Even Sperber, a critic of the college athletics system, says the test scores in the Journal-Constitution study should not feed a dumb jock stereotype. Instead, he said, the scores reflect the students’ background and their focus on sports over academics.

“I met very, very few certifiably dumb jocks,” Sperber said, adding that athletes whose athletics careers were over proved to be some of his best students. “The discipline they had learned in sports they finally could apply full time,” he said.

NCAA President Myles Brand said the big question isn’t whether athletes are as qualified as other students when they enroll but whether, given help, they can obtain degrees. “What you are really looking for is whether the student-athletes who are being accepted have the capability of graduating from that institution with the academic support they have available,” Brand said.

Schools make the call

The NCAA leaves that calculation to its member schools, though various reforms over the past 25 years set minimum standards for freshman eligibility. Brand said it’s not up to the NCAA to regulate how many admissions exceptions a school grants recruited athletes and how much of a gap there can be between athletes’ academic qualifications and those of other students.

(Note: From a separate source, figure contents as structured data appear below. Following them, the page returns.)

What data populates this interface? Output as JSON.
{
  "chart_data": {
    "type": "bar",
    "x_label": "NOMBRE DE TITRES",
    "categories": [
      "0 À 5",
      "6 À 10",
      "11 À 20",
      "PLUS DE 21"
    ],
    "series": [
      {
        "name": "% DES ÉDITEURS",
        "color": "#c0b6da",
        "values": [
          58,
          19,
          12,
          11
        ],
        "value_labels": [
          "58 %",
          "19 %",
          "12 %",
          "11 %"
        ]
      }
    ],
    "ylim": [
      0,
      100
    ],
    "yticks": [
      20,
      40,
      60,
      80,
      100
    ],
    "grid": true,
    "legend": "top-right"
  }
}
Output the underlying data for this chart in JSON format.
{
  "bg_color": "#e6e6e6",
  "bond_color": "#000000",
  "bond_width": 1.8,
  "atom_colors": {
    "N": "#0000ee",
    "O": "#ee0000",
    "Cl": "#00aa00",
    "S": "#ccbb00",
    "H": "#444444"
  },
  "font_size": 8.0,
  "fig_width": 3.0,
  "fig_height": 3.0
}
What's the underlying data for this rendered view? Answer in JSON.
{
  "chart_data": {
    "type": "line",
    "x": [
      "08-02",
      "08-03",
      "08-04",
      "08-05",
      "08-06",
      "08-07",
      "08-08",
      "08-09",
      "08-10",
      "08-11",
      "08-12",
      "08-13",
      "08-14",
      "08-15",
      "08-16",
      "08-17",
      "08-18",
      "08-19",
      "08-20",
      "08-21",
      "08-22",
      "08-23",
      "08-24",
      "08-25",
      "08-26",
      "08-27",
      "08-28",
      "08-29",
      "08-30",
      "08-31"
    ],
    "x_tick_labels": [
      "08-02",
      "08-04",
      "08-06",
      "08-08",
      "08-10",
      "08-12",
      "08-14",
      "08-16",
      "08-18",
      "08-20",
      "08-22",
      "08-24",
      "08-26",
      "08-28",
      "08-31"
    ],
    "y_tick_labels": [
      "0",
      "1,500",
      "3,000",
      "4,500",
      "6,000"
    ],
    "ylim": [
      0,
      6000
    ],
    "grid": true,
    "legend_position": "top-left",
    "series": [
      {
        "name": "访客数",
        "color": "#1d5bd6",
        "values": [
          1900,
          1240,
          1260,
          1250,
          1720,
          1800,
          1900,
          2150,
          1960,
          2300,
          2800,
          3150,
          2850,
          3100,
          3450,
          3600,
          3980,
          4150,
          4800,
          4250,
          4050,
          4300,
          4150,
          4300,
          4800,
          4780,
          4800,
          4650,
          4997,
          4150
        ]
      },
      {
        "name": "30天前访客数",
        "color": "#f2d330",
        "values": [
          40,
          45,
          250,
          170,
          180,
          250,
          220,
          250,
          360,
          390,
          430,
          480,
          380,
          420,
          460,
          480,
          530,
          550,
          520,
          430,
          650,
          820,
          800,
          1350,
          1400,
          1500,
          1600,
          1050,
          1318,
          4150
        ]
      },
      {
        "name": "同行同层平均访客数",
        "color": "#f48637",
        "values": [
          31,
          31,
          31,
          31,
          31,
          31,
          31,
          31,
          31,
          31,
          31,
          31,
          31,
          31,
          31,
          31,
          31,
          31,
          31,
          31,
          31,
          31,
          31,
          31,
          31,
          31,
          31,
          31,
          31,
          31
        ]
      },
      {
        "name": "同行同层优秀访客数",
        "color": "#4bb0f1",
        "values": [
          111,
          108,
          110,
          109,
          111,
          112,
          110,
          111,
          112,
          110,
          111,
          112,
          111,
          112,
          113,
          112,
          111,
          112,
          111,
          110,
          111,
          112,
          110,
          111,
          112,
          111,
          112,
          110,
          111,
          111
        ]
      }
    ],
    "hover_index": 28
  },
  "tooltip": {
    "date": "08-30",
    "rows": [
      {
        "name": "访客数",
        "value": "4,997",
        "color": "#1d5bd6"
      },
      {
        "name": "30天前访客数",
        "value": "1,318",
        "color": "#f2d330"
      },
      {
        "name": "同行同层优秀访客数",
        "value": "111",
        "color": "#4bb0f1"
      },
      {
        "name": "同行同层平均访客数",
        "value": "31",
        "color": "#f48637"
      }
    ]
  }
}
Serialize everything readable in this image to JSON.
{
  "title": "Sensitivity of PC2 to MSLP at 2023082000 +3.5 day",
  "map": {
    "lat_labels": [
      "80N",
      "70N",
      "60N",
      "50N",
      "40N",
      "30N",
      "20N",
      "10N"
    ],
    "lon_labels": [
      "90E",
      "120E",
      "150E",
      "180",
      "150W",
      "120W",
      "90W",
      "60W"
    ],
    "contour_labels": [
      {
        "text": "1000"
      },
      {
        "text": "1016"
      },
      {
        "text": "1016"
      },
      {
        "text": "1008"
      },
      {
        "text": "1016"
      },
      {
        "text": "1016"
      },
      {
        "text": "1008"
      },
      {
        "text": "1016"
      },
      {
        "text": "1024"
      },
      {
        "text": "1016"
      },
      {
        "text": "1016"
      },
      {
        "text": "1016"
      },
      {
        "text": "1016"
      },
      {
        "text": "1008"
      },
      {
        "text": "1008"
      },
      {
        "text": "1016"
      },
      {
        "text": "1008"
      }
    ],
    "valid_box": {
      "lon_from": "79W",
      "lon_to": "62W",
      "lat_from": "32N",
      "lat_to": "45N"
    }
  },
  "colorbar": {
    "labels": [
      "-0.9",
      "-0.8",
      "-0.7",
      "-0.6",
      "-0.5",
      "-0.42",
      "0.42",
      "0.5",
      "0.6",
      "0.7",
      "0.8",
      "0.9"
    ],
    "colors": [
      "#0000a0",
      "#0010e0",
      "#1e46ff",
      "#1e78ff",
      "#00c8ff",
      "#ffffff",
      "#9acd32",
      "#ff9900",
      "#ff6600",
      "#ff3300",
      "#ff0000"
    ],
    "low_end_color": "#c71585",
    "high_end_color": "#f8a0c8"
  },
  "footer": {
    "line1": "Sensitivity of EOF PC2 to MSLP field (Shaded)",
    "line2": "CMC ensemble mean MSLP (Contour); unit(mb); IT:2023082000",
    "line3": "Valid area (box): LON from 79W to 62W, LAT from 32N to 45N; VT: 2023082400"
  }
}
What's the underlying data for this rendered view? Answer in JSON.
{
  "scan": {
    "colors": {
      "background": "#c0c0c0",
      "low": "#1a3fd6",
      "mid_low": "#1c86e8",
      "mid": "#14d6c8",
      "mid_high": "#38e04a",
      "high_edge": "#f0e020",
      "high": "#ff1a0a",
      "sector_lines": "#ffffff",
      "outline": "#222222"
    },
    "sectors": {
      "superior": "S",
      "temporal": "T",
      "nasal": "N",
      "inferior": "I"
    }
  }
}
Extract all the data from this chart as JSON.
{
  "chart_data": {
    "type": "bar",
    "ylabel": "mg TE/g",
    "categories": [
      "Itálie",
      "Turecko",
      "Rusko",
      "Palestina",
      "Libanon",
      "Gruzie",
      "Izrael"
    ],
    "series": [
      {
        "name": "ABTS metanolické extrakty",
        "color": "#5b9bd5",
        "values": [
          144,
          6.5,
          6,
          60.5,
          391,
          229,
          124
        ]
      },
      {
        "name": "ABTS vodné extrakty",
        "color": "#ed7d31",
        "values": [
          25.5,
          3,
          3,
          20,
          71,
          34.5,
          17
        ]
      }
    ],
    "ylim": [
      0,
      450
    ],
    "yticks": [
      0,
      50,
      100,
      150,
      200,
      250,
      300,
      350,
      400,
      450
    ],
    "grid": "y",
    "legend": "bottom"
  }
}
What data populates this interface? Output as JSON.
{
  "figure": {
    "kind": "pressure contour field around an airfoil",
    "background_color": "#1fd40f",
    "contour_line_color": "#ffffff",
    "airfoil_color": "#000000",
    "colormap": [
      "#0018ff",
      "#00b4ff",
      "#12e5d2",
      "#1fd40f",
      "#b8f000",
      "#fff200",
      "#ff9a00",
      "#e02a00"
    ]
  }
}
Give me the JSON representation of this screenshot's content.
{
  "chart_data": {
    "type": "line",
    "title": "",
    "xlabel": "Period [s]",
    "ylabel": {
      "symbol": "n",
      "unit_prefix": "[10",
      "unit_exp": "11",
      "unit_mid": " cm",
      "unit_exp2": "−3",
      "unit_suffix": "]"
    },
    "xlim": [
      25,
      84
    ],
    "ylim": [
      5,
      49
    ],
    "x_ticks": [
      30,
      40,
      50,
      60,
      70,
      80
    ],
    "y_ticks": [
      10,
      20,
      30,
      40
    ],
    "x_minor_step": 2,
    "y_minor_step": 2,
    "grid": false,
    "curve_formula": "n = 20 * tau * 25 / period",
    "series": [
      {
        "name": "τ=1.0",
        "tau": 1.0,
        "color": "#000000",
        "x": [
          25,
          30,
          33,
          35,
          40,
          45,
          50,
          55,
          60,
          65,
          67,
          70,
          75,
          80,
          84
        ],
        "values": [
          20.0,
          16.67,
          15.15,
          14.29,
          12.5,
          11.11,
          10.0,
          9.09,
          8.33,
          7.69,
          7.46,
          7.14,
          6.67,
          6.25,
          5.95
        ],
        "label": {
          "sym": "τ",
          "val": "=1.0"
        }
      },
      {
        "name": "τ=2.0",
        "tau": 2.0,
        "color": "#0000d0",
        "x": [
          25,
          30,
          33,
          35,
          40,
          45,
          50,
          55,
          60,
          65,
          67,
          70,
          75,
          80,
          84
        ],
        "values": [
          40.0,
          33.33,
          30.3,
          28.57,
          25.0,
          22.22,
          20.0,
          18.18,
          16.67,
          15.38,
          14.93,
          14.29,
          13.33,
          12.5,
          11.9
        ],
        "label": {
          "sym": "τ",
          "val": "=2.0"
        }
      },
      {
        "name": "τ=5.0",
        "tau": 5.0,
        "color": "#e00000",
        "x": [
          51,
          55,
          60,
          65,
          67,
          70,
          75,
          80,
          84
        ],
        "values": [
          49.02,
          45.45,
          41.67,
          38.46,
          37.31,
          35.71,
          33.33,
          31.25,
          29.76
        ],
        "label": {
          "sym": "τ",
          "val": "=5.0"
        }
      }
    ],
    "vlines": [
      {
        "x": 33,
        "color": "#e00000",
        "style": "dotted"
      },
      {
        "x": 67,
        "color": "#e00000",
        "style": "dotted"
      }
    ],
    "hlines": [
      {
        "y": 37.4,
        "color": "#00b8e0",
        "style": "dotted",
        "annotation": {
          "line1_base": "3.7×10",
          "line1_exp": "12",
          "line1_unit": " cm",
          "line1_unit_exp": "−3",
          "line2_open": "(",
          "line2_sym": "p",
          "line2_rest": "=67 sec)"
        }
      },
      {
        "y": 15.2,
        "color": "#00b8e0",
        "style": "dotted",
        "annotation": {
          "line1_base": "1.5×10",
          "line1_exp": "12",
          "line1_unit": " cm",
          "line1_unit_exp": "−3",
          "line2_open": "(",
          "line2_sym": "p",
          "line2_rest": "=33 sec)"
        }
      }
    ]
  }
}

“Admission standard is entirely the province of the school,” he said.

Brand is concerned enough about the numbers of special admissions that he is instituting a program to alert college presidents whose schools grant an unusually high number of exceptions.

The decision how far to go in lowering admissions standards for athletes varies considerably from school to school. It can be a challenge to avoid a race to the bottom.

“We go out on the field and get beaten by people we couldn’t admit,” said Charles Young, former president of the University of Florida and former chancellor of UCLA. “It creates strong pressures to go [to rival schools’ admissions standards], and there have to be very strong countervailing pressures to avoid going there.”

One observer says the Journal-Constitution figures show current university policies are less about admitting only qualified students and more about lowering standards for athletes and then dealing with the consequences.

“They’re saying we’ll take just about anybody as long as we can get them through,” said Allen Sack, director of the University of New Haven’s Institute for Sport Management and a former University of Notre Dame football player. “They’re betting what they can do is they can get anyone through school if they get the right kind of counseling.”

How we got the story

The Atlanta Journal-Constitution gathered the information for this project via public records requests to every public university that competes in a Bowl Championship Series conference or finished in the 2007-08 season’s football or men’s basketball Top 25s. Once every 10 years, each NCAA member school is required to undergo an athletics certification process. The SAT and core GPA data presented here came from reports the universities filed as part of that process.

A few universities are so open about their athletics departments’ performance that they publish the report containing their SAT and GPA data on their Web sites. Others, such as Penn State and the University of Pittsburgh, refused to provide it. The University of Kansas and West Virginia University said their most recent NCAA certification self-study did not include the information.

The SAT scores in this study are on the 1600-point scale that predates the addition of an SAT writing component. For schools that reported ACT scores, we derived comparable SAT scores using the NCAA’s conversion chart. Some schools refused to provide men’s basketball SAT scores on the grounds it would violate the privacy rights of individual athletes. Kansas State University did not provide the AJC any sport-by-sport data.

Private schools were not included in this project because they are not subject to public records laws. The NCAA does not release the school-by-school information; it considers it confidential.